“哦吼吼,指挥官,恰巴耶夫都这么说了。”
我满头黑线地看着在我面前上蹿下跳,满嘴跑火车的水星纪念,忍不住伸手狠狠捏住了她的脸蛋。
“你这个雌老鬼,整天脑子里就是这些黄色废料。”
“呜呜,嗨不嘟是紫挥官害的,唔这是近朱肘赤,近木肘黑。(还不都是指挥官害的,我这是近朱者赤,近墨者黑)”
“你还狡辩?”
我又加重了手上的力气,捏得更用力了。
“哇!”
水星纪念显然有些急了,朝着我张牙舞爪起来,但毫无作用。
我没有理会,继续肆无忌惮地笑着,又揉了揉她的脸,然后才有些不舍地松开。
这雌老鬼的脸捏起来手感还不错。
“作为指挥官,你就没有一点对长者的尊重吗?”
水星纪念双手叉腰,有些气鼓鼓地看着我。
“还是说……”
“啊~变态指挥官,你是想通过这种方式来制造和我的‘亲密接触’,对吧。”
“我知道的,我知道的,像指挥官这种小杂鱼,一般都会用这种看似让人讨厌的方式来表达自己内心里的喜欢。”

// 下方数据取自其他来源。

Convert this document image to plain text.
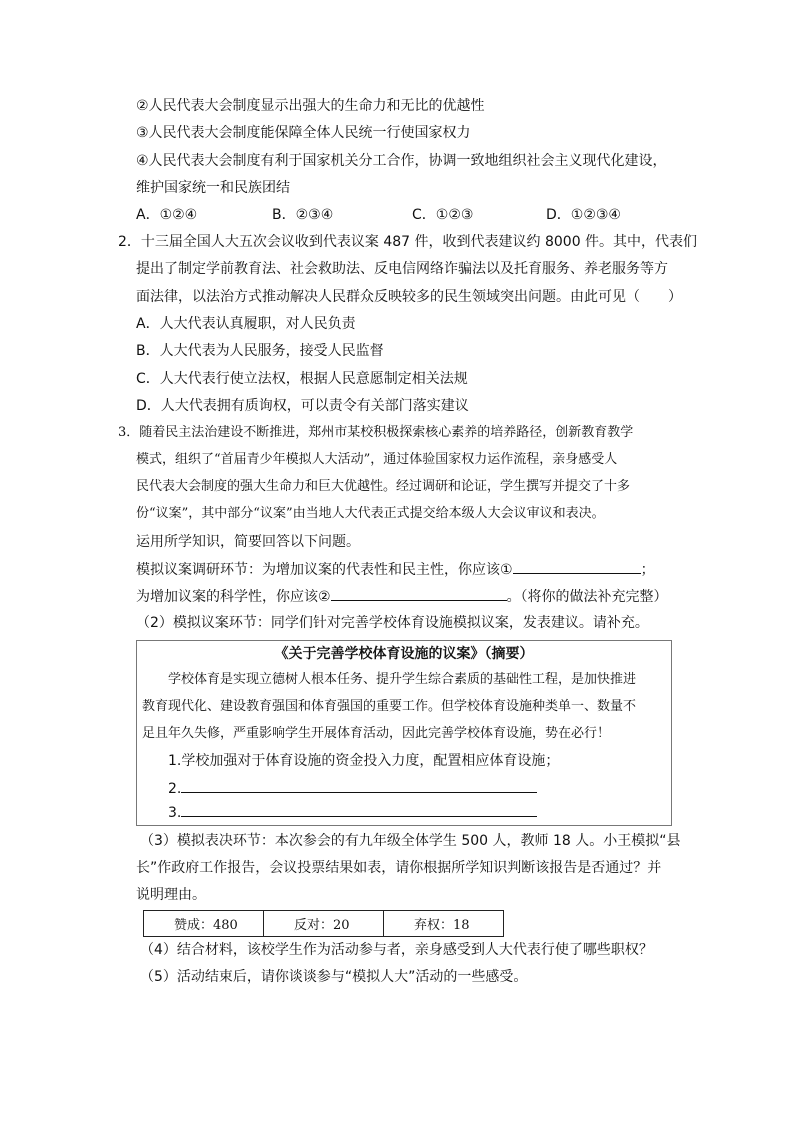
②人民代表大会制度显示出强大的生命力和无比的优越性
③人民代表大会制度能保障全体人民统一行使国家权力
④人民代表大会制度有利于国家机关分工合作，协调一致地组织社会主义现代化建设，
维护国家统一和民族团结
A．①②④	B．②③④	C．①②③	D．①②③④
2．十三届全国人大五次会议收到代表议案 487 件，收到代表建议约 8000 件。其中，代表们
提出了制定学前教育法、社会救助法、反电信网络诈骗法以及托育服务、养老服务等方
面法律，以法治方式推动解决人民群众反映较多的民生领域突出问题。由此可见（　　）
A．人大代表认真履职，对人民负责
B．人大代表为人民服务，接受人民监督
C．人大代表行使立法权，根据人民意愿制定相关法规
D．人大代表拥有质询权，可以责令有关部门落实建议
3．随着民主法治建设不断推进，郑州市某校积极探索核心素养的培养路径，创新教育教学
模式，组织了“首届青少年模拟人大活动”，通过体验国家权力运作流程，亲身感受人
民代表大会制度的强大生命力和巨大优越性。经过调研和论证，学生撰写并提交了十多
份“议案”，其中部分“议案”由当地人大代表正式提交给本级人大会议审议和表决。
运用所学知识，简要回答以下问题。
模拟议案调研环节：为增加议案的代表性和民主性，你应该①	；
为增加议案的科学性，你应该②	。（将你的做法补充完整）
（2）模拟议案环节：同学们针对完善学校体育设施模拟议案，发表建议。请补充。
《关于完善学校体育设施的议案》（摘要）
　　学校体育是实现立德树人根本任务、提升学生综合素质的基础性工程，是加快推进
教育现代化、建设教育强国和体育强国的重要工作。但学校体育设施种类单一、数量不
足且年久失修，严重影响学生开展体育活动，因此完善学校体育设施，势在必行！
1.学校加强对于体育设施的资金投入力度，配置相应体育设施；
2.
3.
（3）模拟表决环节：本次参会的有九年级全体学生 500 人，教师 18 人。小王模拟“县
长”作政府工作报告，会议投票结果如表，请你根据所学知识判断该报告是否通过？并
说明理由。
赞成：480	反对：20	弃权：18
（4）结合材料，该校学生作为活动参与者，亲身感受到人大代表行使了哪些职权？
（5）活动结束后，请你谈谈参与“模拟人大”活动的一些感受。
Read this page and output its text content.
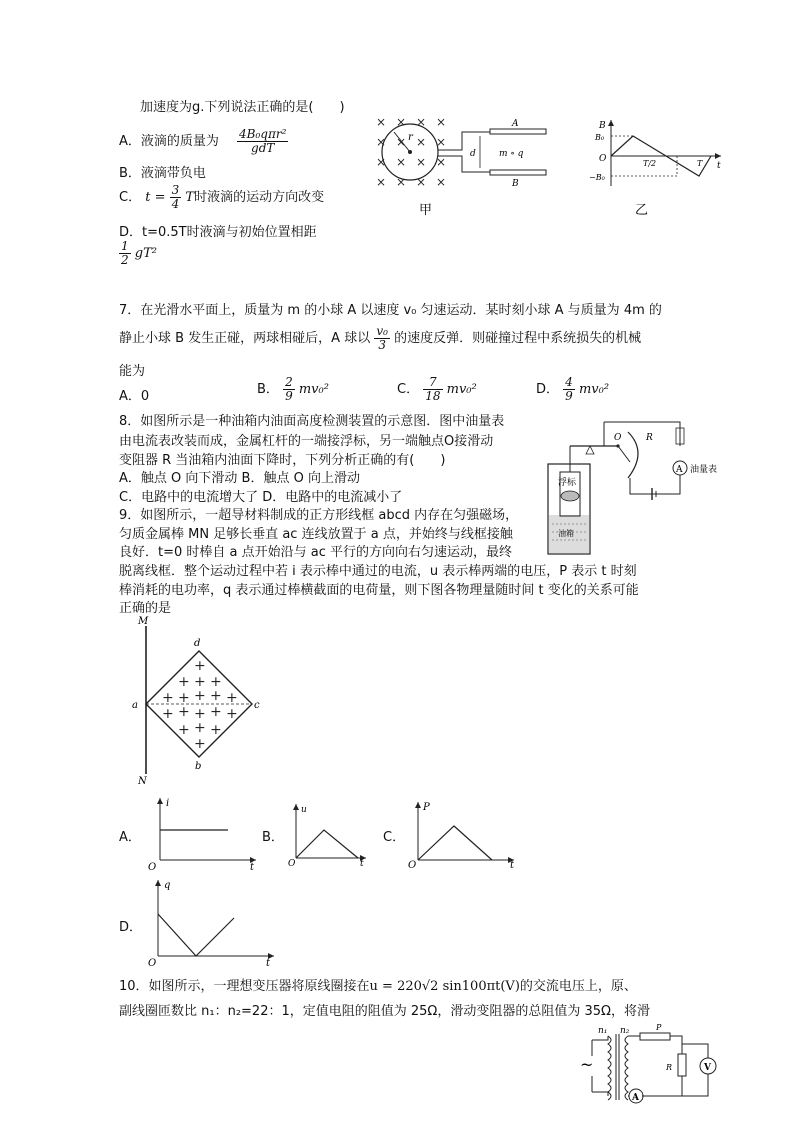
加速度为g.下列说法正确的是(　　)
A．液滴的质量为 $\frac{\text{4B₀qπr²}}{\text{gdT}}$
B．液滴带负电
C． $t = \frac{3}{4}$ T时液滴的运动方向改变
D．t=0.5T时液滴与初始位置相距
$\frac{1}{2} gT^2$
× × × ×
× × × ×
× × × ×
× × × ×
r
A
B
d	m ∘ q
甲
B
B₀
O
−B₀
T/2	T t
乙
7．在光滑水平面上，质量为 m 的小球 A 以速度 v₀ 匀速运动．某时刻小球 A 与质量为 4m 的
静止小球 B 发生正碰，两球相碰后，A 球以 $\frac{\text{v₀}}{3}$ 的速度反弹．则碰撞过程中系统损失的机械
能为
A．0	B． $\frac{2}{9} mv_0^2$	C． $\frac{7}{18} mv_0^2$	D． $\frac{4}{9} mv_0^2$
8．如图所示是一种油箱内油面高度检测装置的示意图．图中油量表
由电流表改装而成，金属杠杆的一端接浮标，另一端触点O接滑动
变阻器 R 当油箱内油面下降时，下列分析正确的有(　　)
A．触点 O 向下滑动 B．触点 O 向上滑动
C．电路中的电流增大了 D．电路中的电流减小了
浮标
油箱
O	R
A 油量表
9．如图所示，一超导材料制成的正方形线框 abcd 内存在匀强磁场，
匀质金属棒 MN 足够长垂直 ac 连线放置于 a 点，并始终与线框接触
良好．t=0 时棒自 a 点开始沿与 ac 平行的方向向右匀速运动，最终
脱离线框．整个运动过程中若 i 表示棒中通过的电流，u 表示棒两端的电压，P 表示 t 时刻
棒消耗的电功率，q 表示通过棒横截面的电荷量，则下图各物理量随时间 t 变化的关系可能
正确的是
M
N
a
b
c
d
+
+ + +
+ + + + +
+ + + + +
+ + +
+
A．
i
t
O
B．
u
t
O
C．
P
t
O
D．
q
t
O
10．如图所示，一理想变压器将原线圈接在u = 220√2 sin100πt(V)的交流电压上，原、
副线圈匝数比 n₁：n₂=22：1，定值电阻的阻值为 25Ω，滑动变阻器的总阻值为 35Ω，将滑
~
n₁ n₂	P
R	V
A
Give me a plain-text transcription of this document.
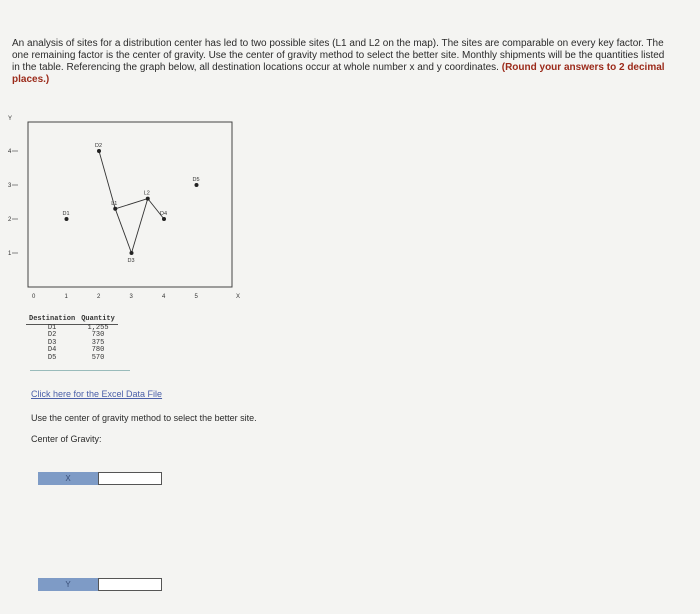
An analysis of sites for a distribution center has led to two possible sites (L1 and L2 on the map). The sites are comparable on every key factor. The one remaining factor is the center of gravity. Use the center of gravity method to select the better site. Monthly shipments will be the quantities listed in the table. Referencing the graph below, all destination locations occur at whole number x and y coordinates. (Round your answers to 2 decimal places.)
Y
X
0	1	2	3	4	5
1
2
3
4
D1
D2
D3
D4
D5
L1
L2
Destination	Quantity
D1	1,255
D2	730
D3	375
D4	780
D5	570
Click here for the Excel Data File
Use the center of gravity method to select the better site.
Center of Gravity:
X
Y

说着,水星纪念还朝着露出一副“我已经明白了一切”的表情。
我深深地叹了口气。
明明是和阿芙乐尔还有三笠她们同时代的同龄人,怎么差距就这么大呢。
尤其是和三笠前辈比起来,一个成熟稳重,让人一眼就觉得非常可靠。
一个无论是外表还是内在,都像个小鬼似的,哪有半点前辈、长者的样子。
“同志酱和水星纪念的关系真好呢,两人玩的好开心。”
塔什干在旁边看着我和水星纪念之间的嬉闹发出一声感叹,露出一个灿烂的笑容。
“说起来,马上就要上课了,指挥官是不是该回教室了?”
听到恰巴耶夫的善意提醒后,我突然想起来了我还要回班上课呢。
“哦,对,差点忘了。”
“就先不跟你吵了,我还要赶紧回教室呢。”
我摸了摸水星纪念的头。
“额啊啊,三笠难道没有教过你要尊敬长者吗?”
她不停地晃着脑袋抗议着,想要摆脱我的大手。
“再摸就要长不高了!”
“哼哼~”
我又继续摸了摸,看向其余三人。
“那我先走了,拜拜。”
“嗯,拜拜,指挥官,谢谢你陪我一起回来。”
“拜拜,同志酱。”
“Досвидания(再见),指挥官。”
“哼,你就是被我说中了,心虚了,想要找借口逃跑。”
水星纪念显然还有些不甘心,想要扳回一局。